If you blame someone else,
there is no end to the blame.
Therefore the Master
fulfills her obligations
and corrects her own mistakes.
She does what she needs to do
and demands nothing of others.
(Tao Te Ching, chapter 79, translation by Stephen Mitchell)
Previously, in the Tao Te Ching we have talked about success and failure. Lao Tzu asked the rhetorical question, “Of the two, which is more dangerous?” And, he talked about the problem of being on the proverbial ladder of success; saying, “We are always in danger, as long as both our feet aren’t squarely on the ground.” We are nearing the end of the Tao Te Ching, now; and, as these chapters draw to a close, it is a good idea to come to the understanding that we are going to fail, a whole lot more than we care to imagine. Failure isn’t optionial. We are going to fail. Now, don’t get down. Failure isn’t the end of the world. It is just a fact of life. You will also succeed much more often than you can imagine.
But today’s chapter is more about failure than success. Or, maybe it would best be described as how to turn failure into success. The key is in how we choose to view failure. Lao Tzu wants us to view our many failures as opportunities. For example, we now know how not to do whatever we just failed at. There are certainly plenty of lessons to learn. But that isn’t what interests Lao Tzu in today’s chapter.
When Lao Tzu is talking about failure and opportunity. He is talking about contractual obligations and conflict resolution between two parties. That theme comes through more clearly in the original, I think, than Stephen Mitchell’s translation, but we can still see it in the translation we have before us.
Lao Tzu sees failure as an opportunity because it gives you one of two very different paths to take when it comes to dealing with the other party to the contract. He begins with the failure being your own. But he also will cover the opportunity you have when the failure is the other party’s.
First, the opportunity you have when the failure is your own. You could, because it is so very tempting, go down the path of blaming someone else. That, we should not be surprised to learn, is not the path that Lao Tzu would have us walk. You start walking down that path and there will be no end to the blame.
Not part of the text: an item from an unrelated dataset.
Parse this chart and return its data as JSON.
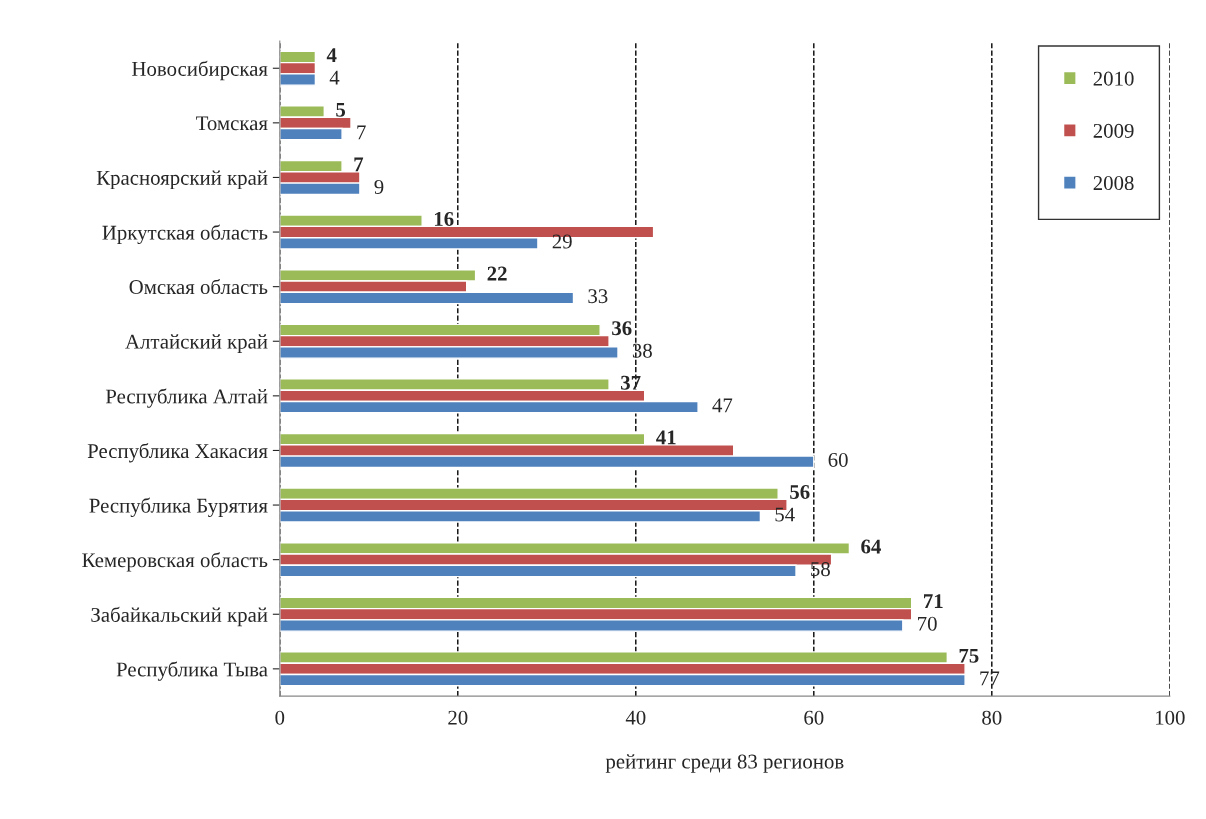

There is a better way. When we fail, we are at a crossroads. One path is the path of blame. But there is another path to take. And that is the path of fulfilling all of your obligations. Correcting all of your own mistakes. Doing whatever needs to be done.
The way I saw this expressed in other translations of today’s chapter was as a contract between two parties. Every contract has two sides. There is the side where you have what you are obligated to do. And the side where you will find what the other party is obligated to do. This is the best illustration of what Lao Tzu is referring to in today’s chapter.
You have contractually obligated yourself. And, you have failed. Now, what do you do? This is where you correct your mistakes to the very best of your ability. Those obligations still need to be fulfilled. Do what you need to do in order to fulfill those obligations. That seems fair enough. And, though it is going to be difficult, you still need to do it. It is the right thing to do. So far, so good.
But there is more to this failure thing than that. Because there are two sides to that contract. What if the failure is not your own? What if the other party to the contract is the one who has failed? Even that other person’s failure is an opportunity for you. Obviously, we hope the other party will behave the way we know to behave when the failure was our own. But the failure is theirs not ours. And now the shoe is on the other foot. That is when Lao Tzu tells us that we are once again at a crossroads. This is when Lao Tzu tells us to choose the right path. If the failure is the other party’s, make no demands of them.
That is right. Demand nothing of them. That is where we leave it to the Tao to balance things out. We take care of our obligations. And, we leave it to the Tao to balance things out, demanding nothing of the other party.
I’m not a lawyer. I don’t even play one on television. But, I think that the whole world would be transformed if, one by one, we each would put this into practice in our own lives. Stop saying, “But what about the others?” It isn’t about the others. It is about you. Fulfill your obligations. Trust the Tao. Demand nothing of the others.